Booming new org serves food without asking questions
The nationwide organization Lasagna Love is a grassroots movement made from scratch, following the recipe of comfort food — in the form of homemade lasagna — shared one neighbor to another. “I love that it’s a simple way to meet a tangible need,” says local Lasagna Love volunteer Mary McClear. “No matter what you’re going through, you need to eat. It’s a beautiful thing, and an easy thing.”
Lasagna Love was launched by Rhiannon Menn, a graduate of MIT’s business school who was living in San Diego at the start of the pandemic. She began to make and deliver meals to families in her neighborhood who were struggling emotionally, financially, or just feeling a bit too overwhelmed. The idea soon spread city to city, town to town, and to all 50 states — often as a way to express gratitude toward essential workers.

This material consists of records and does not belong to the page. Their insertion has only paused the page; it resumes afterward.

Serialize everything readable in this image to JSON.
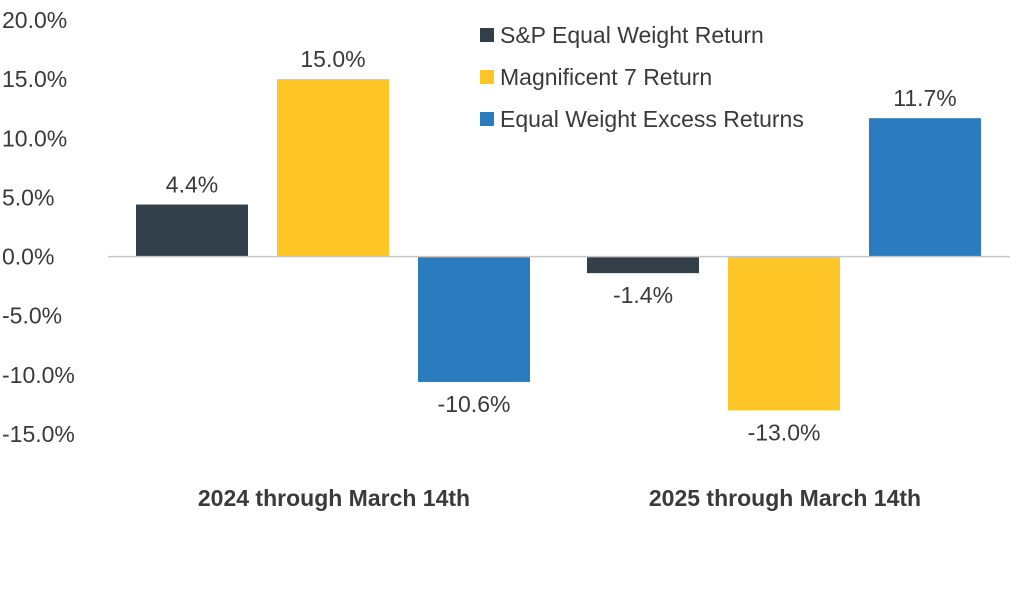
{
  "chart_data": {
    "type": "bar",
    "title": "",
    "xlabel": "",
    "ylabel": "",
    "categories": [
      "2024 through March 14th",
      "2025 through March 14th"
    ],
    "ylim": [
      -15,
      20
    ],
    "yticks": [
      20,
      15,
      10,
      5,
      0,
      -5,
      -10,
      -15
    ],
    "ytick_labels": [
      "20.0%",
      "15.0%",
      "10.0%",
      "5.0%",
      "0.0%",
      "-5.0%",
      "-10.0%",
      "-15.0%"
    ],
    "grid": false,
    "legend_position": "top-right",
    "series": [
      {
        "name": "S&P Equal Weight Return",
        "color": "#333f48",
        "values": [
          4.4,
          -1.4
        ],
        "labels": [
          "4.4%",
          "-1.4%"
        ]
      },
      {
        "name": "Magnificent 7 Return",
        "color": "#fdc526",
        "values": [
          15.0,
          -13.0
        ],
        "labels": [
          "15.0%",
          "-13.0%"
        ]
      },
      {
        "name": "Equal Weight Excess Returns",
        "color": "#2b7bbf",
        "values": [
          -10.6,
          11.7
        ],
        "labels": [
          "-10.6%",
          "11.7%"
        ]
      }
    ]
  }
}
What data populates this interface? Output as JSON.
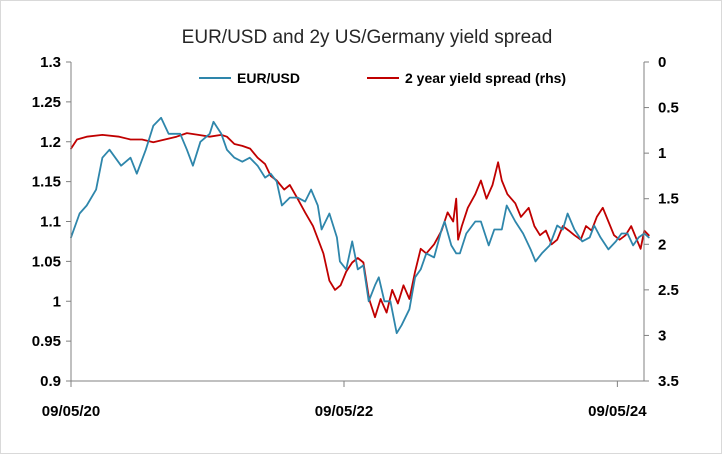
{
  "chart_data": {
    "type": "line",
    "title": "EUR/USD and 2y US/Germany yield spread",
    "xlabel": "",
    "ylabel": "",
    "x_ticks": [
      "09/05/20",
      "09/05/22",
      "09/05/24"
    ],
    "x_range": [
      "2020-05-09",
      "2024-08-01"
    ],
    "ylim_left": [
      0.9,
      1.3
    ],
    "y_ticks_left": [
      "0.9",
      "0.95",
      "1",
      "1.05",
      "1.1",
      "1.15",
      "1.2",
      "1.25",
      "1.3"
    ],
    "ylim_right": [
      0,
      3.5
    ],
    "y_ticks_right": [
      "0",
      "0.5",
      "1",
      "1.5",
      "2",
      "2.5",
      "3",
      "3.5"
    ],
    "right_axis_inverted": true,
    "grid": false,
    "legend_position": "top-center",
    "series": [
      {
        "name": "EUR/USD",
        "axis": "left",
        "color": "#2e86ab",
        "points": [
          [
            "2020-05-09",
            1.08
          ],
          [
            "2020-06-01",
            1.11
          ],
          [
            "2020-06-20",
            1.12
          ],
          [
            "2020-07-15",
            1.14
          ],
          [
            "2020-08-01",
            1.18
          ],
          [
            "2020-08-20",
            1.19
          ],
          [
            "2020-09-20",
            1.17
          ],
          [
            "2020-10-15",
            1.18
          ],
          [
            "2020-11-01",
            1.16
          ],
          [
            "2020-11-25",
            1.19
          ],
          [
            "2020-12-15",
            1.22
          ],
          [
            "2021-01-05",
            1.23
          ],
          [
            "2021-01-25",
            1.21
          ],
          [
            "2021-02-25",
            1.21
          ],
          [
            "2021-03-15",
            1.19
          ],
          [
            "2021-03-31",
            1.17
          ],
          [
            "2021-04-20",
            1.2
          ],
          [
            "2021-05-15",
            1.21
          ],
          [
            "2021-05-25",
            1.225
          ],
          [
            "2021-06-15",
            1.21
          ],
          [
            "2021-06-30",
            1.19
          ],
          [
            "2021-07-20",
            1.18
          ],
          [
            "2021-08-10",
            1.175
          ],
          [
            "2021-08-30",
            1.18
          ],
          [
            "2021-09-20",
            1.17
          ],
          [
            "2021-10-10",
            1.155
          ],
          [
            "2021-10-25",
            1.16
          ],
          [
            "2021-11-10",
            1.15
          ],
          [
            "2021-11-24",
            1.12
          ],
          [
            "2021-12-15",
            1.13
          ],
          [
            "2022-01-05",
            1.13
          ],
          [
            "2022-01-25",
            1.125
          ],
          [
            "2022-02-10",
            1.14
          ],
          [
            "2022-02-28",
            1.12
          ],
          [
            "2022-03-10",
            1.09
          ],
          [
            "2022-03-31",
            1.11
          ],
          [
            "2022-04-20",
            1.08
          ],
          [
            "2022-04-28",
            1.05
          ],
          [
            "2022-05-15",
            1.04
          ],
          [
            "2022-05-31",
            1.075
          ],
          [
            "2022-06-15",
            1.04
          ],
          [
            "2022-06-30",
            1.045
          ],
          [
            "2022-07-14",
            1.0
          ],
          [
            "2022-07-31",
            1.02
          ],
          [
            "2022-08-10",
            1.03
          ],
          [
            "2022-08-25",
            1.0
          ],
          [
            "2022-09-10",
            1.0
          ],
          [
            "2022-09-27",
            0.96
          ],
          [
            "2022-10-10",
            0.97
          ],
          [
            "2022-10-31",
            0.99
          ],
          [
            "2022-11-15",
            1.03
          ],
          [
            "2022-11-30",
            1.04
          ],
          [
            "2022-12-15",
            1.06
          ],
          [
            "2023-01-05",
            1.055
          ],
          [
            "2023-01-25",
            1.09
          ],
          [
            "2023-02-02",
            1.1
          ],
          [
            "2023-02-20",
            1.07
          ],
          [
            "2023-03-05",
            1.06
          ],
          [
            "2023-03-15",
            1.06
          ],
          [
            "2023-04-01",
            1.085
          ],
          [
            "2023-04-25",
            1.1
          ],
          [
            "2023-05-10",
            1.1
          ],
          [
            "2023-05-31",
            1.07
          ],
          [
            "2023-06-15",
            1.09
          ],
          [
            "2023-07-05",
            1.09
          ],
          [
            "2023-07-18",
            1.12
          ],
          [
            "2023-08-10",
            1.1
          ],
          [
            "2023-08-31",
            1.085
          ],
          [
            "2023-09-20",
            1.065
          ],
          [
            "2023-10-03",
            1.05
          ],
          [
            "2023-10-20",
            1.06
          ],
          [
            "2023-11-10",
            1.07
          ],
          [
            "2023-11-30",
            1.095
          ],
          [
            "2023-12-15",
            1.09
          ],
          [
            "2023-12-28",
            1.11
          ],
          [
            "2024-01-15",
            1.09
          ],
          [
            "2024-02-05",
            1.075
          ],
          [
            "2024-02-25",
            1.08
          ],
          [
            "2024-03-08",
            1.095
          ],
          [
            "2024-03-25",
            1.08
          ],
          [
            "2024-04-15",
            1.065
          ],
          [
            "2024-05-05",
            1.075
          ],
          [
            "2024-05-20",
            1.085
          ],
          [
            "2024-06-05",
            1.085
          ],
          [
            "2024-06-20",
            1.07
          ],
          [
            "2024-07-05",
            1.08
          ],
          [
            "2024-07-20",
            1.085
          ],
          [
            "2024-08-01",
            1.08
          ]
        ]
      },
      {
        "name": "2 year yield spread (rhs)",
        "axis": "right",
        "color": "#c00000",
        "points": [
          [
            "2020-05-09",
            0.95
          ],
          [
            "2020-05-25",
            0.85
          ],
          [
            "2020-06-20",
            0.82
          ],
          [
            "2020-08-01",
            0.8
          ],
          [
            "2020-09-15",
            0.82
          ],
          [
            "2020-10-15",
            0.85
          ],
          [
            "2020-11-15",
            0.85
          ],
          [
            "2020-12-15",
            0.88
          ],
          [
            "2021-01-15",
            0.85
          ],
          [
            "2021-02-15",
            0.82
          ],
          [
            "2021-03-15",
            0.78
          ],
          [
            "2021-04-15",
            0.8
          ],
          [
            "2021-05-15",
            0.82
          ],
          [
            "2021-06-15",
            0.8
          ],
          [
            "2021-06-30",
            0.82
          ],
          [
            "2021-07-20",
            0.9
          ],
          [
            "2021-08-10",
            0.92
          ],
          [
            "2021-08-31",
            0.95
          ],
          [
            "2021-09-20",
            1.05
          ],
          [
            "2021-10-10",
            1.12
          ],
          [
            "2021-10-25",
            1.25
          ],
          [
            "2021-11-10",
            1.3
          ],
          [
            "2021-11-30",
            1.4
          ],
          [
            "2021-12-15",
            1.35
          ],
          [
            "2022-01-05",
            1.5
          ],
          [
            "2022-01-25",
            1.65
          ],
          [
            "2022-02-15",
            1.8
          ],
          [
            "2022-03-01",
            1.95
          ],
          [
            "2022-03-15",
            2.1
          ],
          [
            "2022-03-31",
            2.4
          ],
          [
            "2022-04-15",
            2.5
          ],
          [
            "2022-04-30",
            2.45
          ],
          [
            "2022-05-15",
            2.3
          ],
          [
            "2022-05-31",
            2.2
          ],
          [
            "2022-06-15",
            2.15
          ],
          [
            "2022-06-30",
            2.2
          ],
          [
            "2022-07-15",
            2.6
          ],
          [
            "2022-07-31",
            2.8
          ],
          [
            "2022-08-15",
            2.6
          ],
          [
            "2022-08-31",
            2.75
          ],
          [
            "2022-09-15",
            2.5
          ],
          [
            "2022-09-30",
            2.65
          ],
          [
            "2022-10-15",
            2.45
          ],
          [
            "2022-10-31",
            2.6
          ],
          [
            "2022-11-15",
            2.3
          ],
          [
            "2022-11-30",
            2.05
          ],
          [
            "2022-12-15",
            2.1
          ],
          [
            "2023-01-05",
            2.0
          ],
          [
            "2023-01-25",
            1.85
          ],
          [
            "2023-02-10",
            1.65
          ],
          [
            "2023-02-25",
            1.75
          ],
          [
            "2023-03-05",
            1.5
          ],
          [
            "2023-03-10",
            1.95
          ],
          [
            "2023-03-20",
            1.8
          ],
          [
            "2023-04-05",
            1.6
          ],
          [
            "2023-04-25",
            1.45
          ],
          [
            "2023-05-10",
            1.3
          ],
          [
            "2023-05-25",
            1.5
          ],
          [
            "2023-06-10",
            1.35
          ],
          [
            "2023-06-25",
            1.1
          ],
          [
            "2023-07-05",
            1.3
          ],
          [
            "2023-07-20",
            1.45
          ],
          [
            "2023-08-10",
            1.55
          ],
          [
            "2023-08-25",
            1.7
          ],
          [
            "2023-09-15",
            1.6
          ],
          [
            "2023-09-30",
            1.8
          ],
          [
            "2023-10-15",
            1.9
          ],
          [
            "2023-10-31",
            1.85
          ],
          [
            "2023-11-15",
            2.0
          ],
          [
            "2023-11-30",
            1.95
          ],
          [
            "2023-12-15",
            1.8
          ],
          [
            "2023-12-31",
            1.85
          ],
          [
            "2024-01-15",
            1.9
          ],
          [
            "2024-02-01",
            1.95
          ],
          [
            "2024-02-15",
            1.8
          ],
          [
            "2024-03-01",
            1.85
          ],
          [
            "2024-03-15",
            1.7
          ],
          [
            "2024-03-31",
            1.6
          ],
          [
            "2024-04-15",
            1.75
          ],
          [
            "2024-04-30",
            1.9
          ],
          [
            "2024-05-15",
            1.95
          ],
          [
            "2024-05-31",
            1.9
          ],
          [
            "2024-06-15",
            1.8
          ],
          [
            "2024-06-30",
            1.95
          ],
          [
            "2024-07-10",
            2.05
          ],
          [
            "2024-07-20",
            1.85
          ],
          [
            "2024-08-01",
            1.9
          ]
        ]
      }
    ]
  }
}
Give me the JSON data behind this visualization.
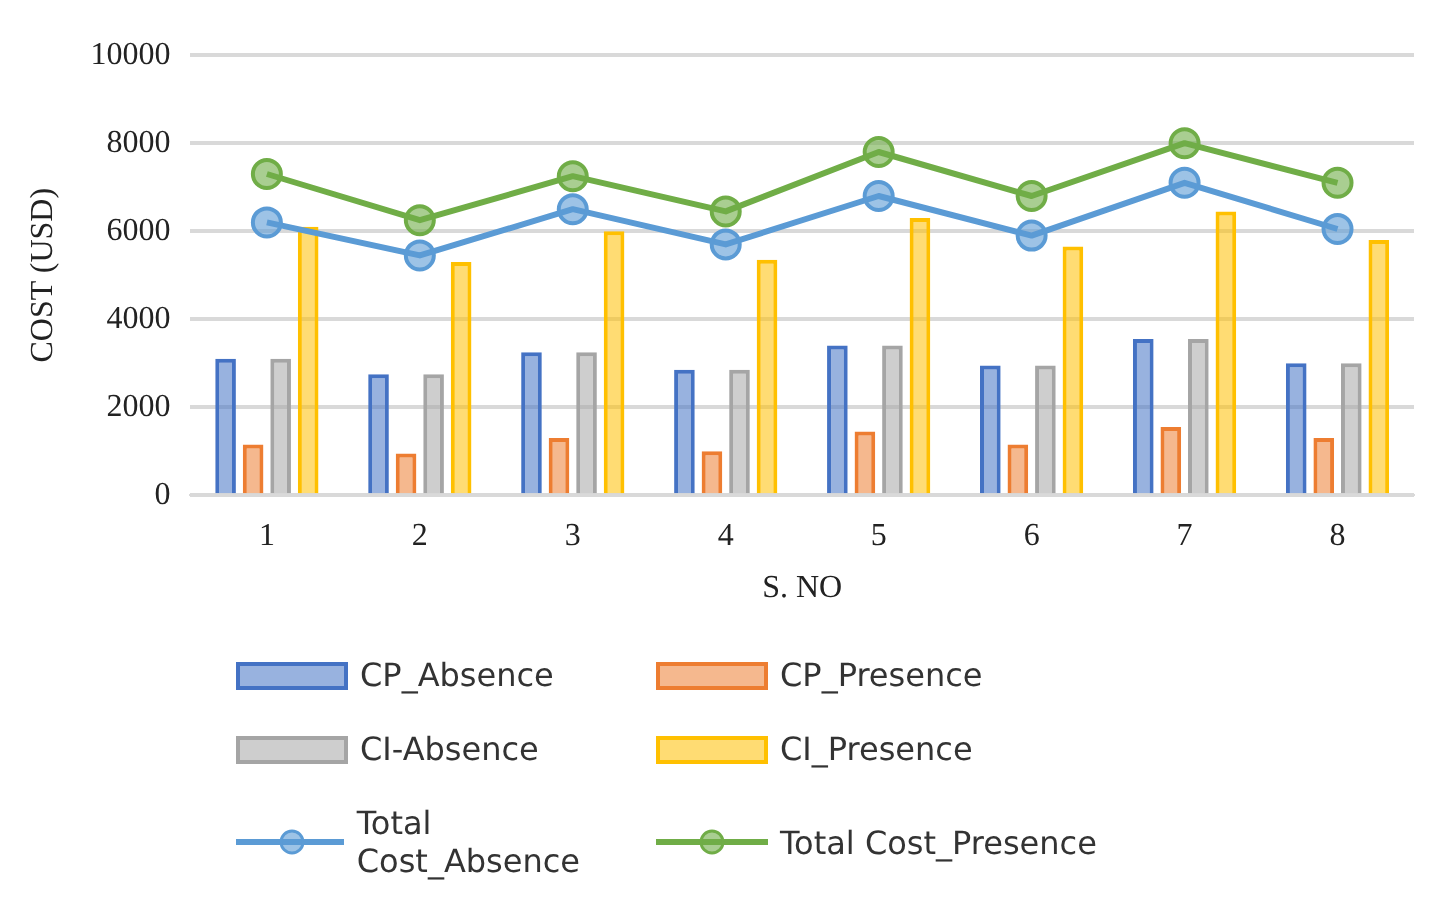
{
  "chart_data": {
    "type": "bar",
    "xlabel": "S. NO",
    "ylabel": "COST (USD)",
    "categories": [
      "1",
      "2",
      "3",
      "4",
      "5",
      "6",
      "7",
      "8"
    ],
    "series": [
      {
        "name": "CP_Absence",
        "color": "#4472c4",
        "values": [
          3100,
          2750,
          3250,
          2850,
          3400,
          2950,
          3550,
          3000
        ]
      },
      {
        "name": "CP_Presence",
        "color": "#ed7d31",
        "values": [
          1150,
          950,
          1300,
          1000,
          1450,
          1150,
          1550,
          1300
        ]
      },
      {
        "name": "CI-Absence",
        "color": "#a5a5a5",
        "values": [
          3100,
          2750,
          3250,
          2850,
          3400,
          2950,
          3550,
          3000
        ]
      },
      {
        "name": "CI_Presence",
        "color": "#ffc000",
        "values": [
          6100,
          5300,
          6000,
          5350,
          6300,
          5650,
          6450,
          5800
        ]
      },
      {
        "name": "Total Cost_Absence",
        "type": "line",
        "color": "#5b9bd5",
        "values": [
          6200,
          5450,
          6500,
          5700,
          6800,
          5900,
          7100,
          6050
        ]
      },
      {
        "name": "Total Cost_Presence",
        "type": "line",
        "color": "#70ad47",
        "values": [
          7300,
          6250,
          7250,
          6450,
          7800,
          6800,
          8000,
          7100
        ]
      }
    ],
    "ylim": [
      0,
      10000
    ],
    "yticks": [
      0,
      2000,
      4000,
      6000,
      8000,
      10000
    ],
    "grid": "y",
    "legend": "bottom",
    "marker": "circle"
  }
}
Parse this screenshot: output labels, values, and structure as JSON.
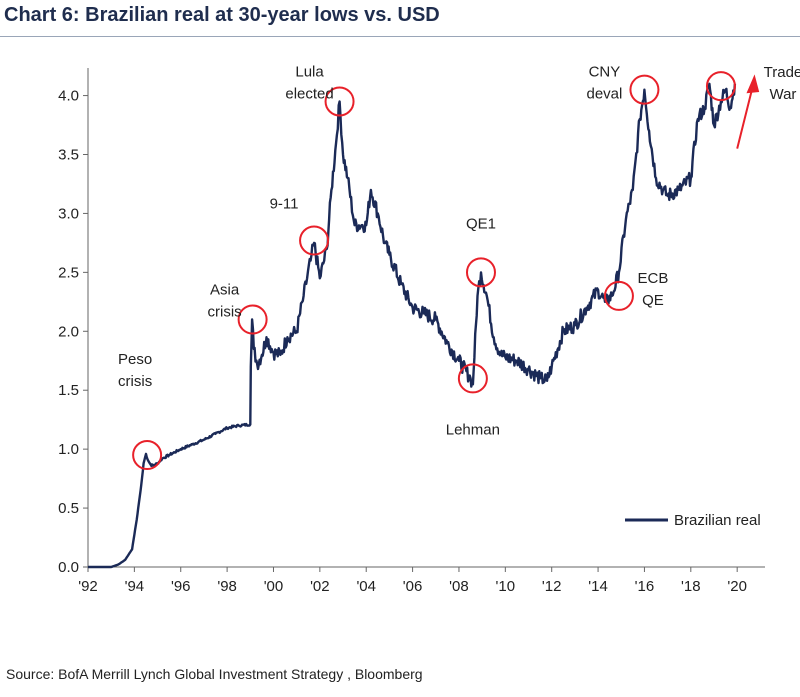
{
  "chart_data": {
    "type": "line",
    "title": "Chart 6: Brazilian real at 30-year lows vs. USD",
    "source": "Source: BofA Merrill Lynch Global Investment Strategy , Bloomberg",
    "xlabel": "",
    "ylabel": "",
    "xlim": [
      1992,
      2021.2
    ],
    "ylim": [
      0.0,
      4.2
    ],
    "yticks": [
      "0.0",
      "0.5",
      "1.0",
      "1.5",
      "2.0",
      "2.5",
      "3.0",
      "3.5",
      "4.0"
    ],
    "ytick_values": [
      0.0,
      0.5,
      1.0,
      1.5,
      2.0,
      2.5,
      3.0,
      3.5,
      4.0
    ],
    "xticks": [
      "'92",
      "'94",
      "'96",
      "'98",
      "'00",
      "'02",
      "'04",
      "'06",
      "'08",
      "'10",
      "'12",
      "'14",
      "'16",
      "'18",
      "'20"
    ],
    "xtick_values": [
      1992,
      1994,
      1996,
      1998,
      2000,
      2002,
      2004,
      2006,
      2008,
      2010,
      2012,
      2014,
      2016,
      2018,
      2020
    ],
    "legend": {
      "label": "Brazilian real",
      "position": "bottom-right"
    },
    "grid": false,
    "series": [
      {
        "name": "Brazilian real",
        "color": "#1b2a57",
        "x": [
          1992.0,
          1992.5,
          1993.0,
          1993.3,
          1993.6,
          1993.9,
          1994.1,
          1994.3,
          1994.4,
          1994.5,
          1994.6,
          1994.7,
          1994.8,
          1995.0,
          1995.2,
          1995.5,
          1996.0,
          1996.5,
          1997.0,
          1997.5,
          1998.0,
          1998.5,
          1999.0,
          1999.02,
          1999.08,
          1999.15,
          1999.3,
          1999.5,
          1999.7,
          2000.0,
          2000.3,
          2000.6,
          2001.0,
          2001.3,
          2001.6,
          2001.75,
          2002.0,
          2002.3,
          2002.5,
          2002.7,
          2002.85,
          2003.0,
          2003.2,
          2003.5,
          2003.8,
          2004.0,
          2004.2,
          2004.5,
          2004.8,
          2005.0,
          2005.5,
          2006.0,
          2006.5,
          2007.0,
          2007.5,
          2008.0,
          2008.5,
          2008.6,
          2008.8,
          2008.95,
          2009.2,
          2009.5,
          2009.8,
          2010.0,
          2010.5,
          2011.0,
          2011.5,
          2011.8,
          2012.0,
          2012.5,
          2013.0,
          2013.5,
          2014.0,
          2014.3,
          2014.6,
          2014.9,
          2015.2,
          2015.5,
          2015.8,
          2016.0,
          2016.2,
          2016.5,
          2016.8,
          2017.0,
          2017.5,
          2018.0,
          2018.3,
          2018.6,
          2018.8,
          2019.0,
          2019.3,
          2019.5,
          2019.7,
          2019.9
        ],
        "values": [
          0.0,
          0.0,
          0.0,
          0.02,
          0.06,
          0.15,
          0.4,
          0.7,
          0.88,
          0.96,
          0.9,
          0.87,
          0.86,
          0.88,
          0.92,
          0.95,
          1.0,
          1.04,
          1.08,
          1.13,
          1.18,
          1.2,
          1.21,
          1.7,
          2.1,
          1.85,
          1.72,
          1.8,
          1.95,
          1.82,
          1.8,
          1.95,
          2.0,
          2.3,
          2.6,
          2.75,
          2.45,
          2.7,
          3.2,
          3.6,
          3.95,
          3.5,
          3.3,
          2.9,
          2.9,
          2.9,
          3.2,
          3.0,
          2.75,
          2.65,
          2.4,
          2.2,
          2.15,
          2.1,
          1.9,
          1.75,
          1.6,
          1.55,
          2.3,
          2.5,
          2.3,
          1.95,
          1.8,
          1.78,
          1.75,
          1.68,
          1.6,
          1.58,
          1.7,
          2.0,
          2.05,
          2.2,
          2.35,
          2.25,
          2.3,
          2.5,
          2.95,
          3.2,
          3.8,
          4.05,
          3.7,
          3.3,
          3.2,
          3.15,
          3.2,
          3.3,
          3.8,
          3.9,
          4.1,
          3.75,
          3.95,
          4.05,
          3.9,
          4.1
        ]
      }
    ],
    "annotations": [
      {
        "id": "peso",
        "lines": [
          "Peso",
          "crisis"
        ],
        "x": 1994.55,
        "y": 0.95
      },
      {
        "id": "asia",
        "lines": [
          "Asia",
          "crisis"
        ],
        "x": 1999.1,
        "y": 2.1
      },
      {
        "id": "911",
        "lines": [
          "9-11"
        ],
        "x": 2001.75,
        "y": 2.77
      },
      {
        "id": "lula",
        "lines": [
          "Lula",
          "elected"
        ],
        "x": 2002.85,
        "y": 3.95
      },
      {
        "id": "lehman",
        "lines": [
          "Lehman"
        ],
        "x": 2008.6,
        "y": 1.6
      },
      {
        "id": "qe1",
        "lines": [
          "QE1"
        ],
        "x": 2008.95,
        "y": 2.5
      },
      {
        "id": "ecb",
        "lines": [
          "ECB",
          "QE"
        ],
        "x": 2014.9,
        "y": 2.3
      },
      {
        "id": "cny",
        "lines": [
          "CNY",
          "deval"
        ],
        "x": 2016.0,
        "y": 4.05
      },
      {
        "id": "trade",
        "lines": [
          "Trade",
          "War"
        ],
        "x": 2019.3,
        "y": 4.08
      }
    ]
  }
}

“I first heard about Lasagna Love on Good Morning America,” McClear recalls. “Then all of a sudden on Facebook, I saw that Henderson County had a chapter. I was like, ‘Oh my God, that’s so great, they’ve grown so much!’ You sign up, tell them how many lasagnas you want to make and how often, and volunteer coordinators get in touch. I’ll get an e-mail saying they matched me with someone, and then I’ll text that person and say, ‘Hey, when would you like your lasagna delivered this week?’” McClear says each pan of lasagna is family-sized (served in a 9×13-inch pan), and she’s adjusted ingredients to suit folks with dietary preferences like gluten-free or vegetarian.
To date, more than 80,000 home-cooked lasagnas have been delivered throughout America, in an effort that has positively impacted the lives of at least 300,000 people. Lasagna Love expects to continue to expand, even when COVID-19 is in the rearview mirror, thanks to the generosity and thoughtfulness of its 25,000-plus volunteer network.
“You don’t have to be suffering from anything major,” emphasizes McClear, reiterating that one of the goals of Lasagna Love is to remove any stigma that may be attached to the idea of asking a neighbor for help. “I’ve made lasagna for new moms and for people who lost their job — as well as for those who lost everything, including their pets, in a fire. I think people are maybe afraid to ask, and they need to feel it’s okay to do so. I really wish more people would.”
She adds that one of the main reasons she and her husband relocated to Henderson County two years ago was because the community offers so many rewarding ways to give back. “We were working with a realtor and said, ‘We just want to know what the volunteer opportunities are.’ It makes your life much richer, and volunteering for Lasagna Love makes me feel alive.”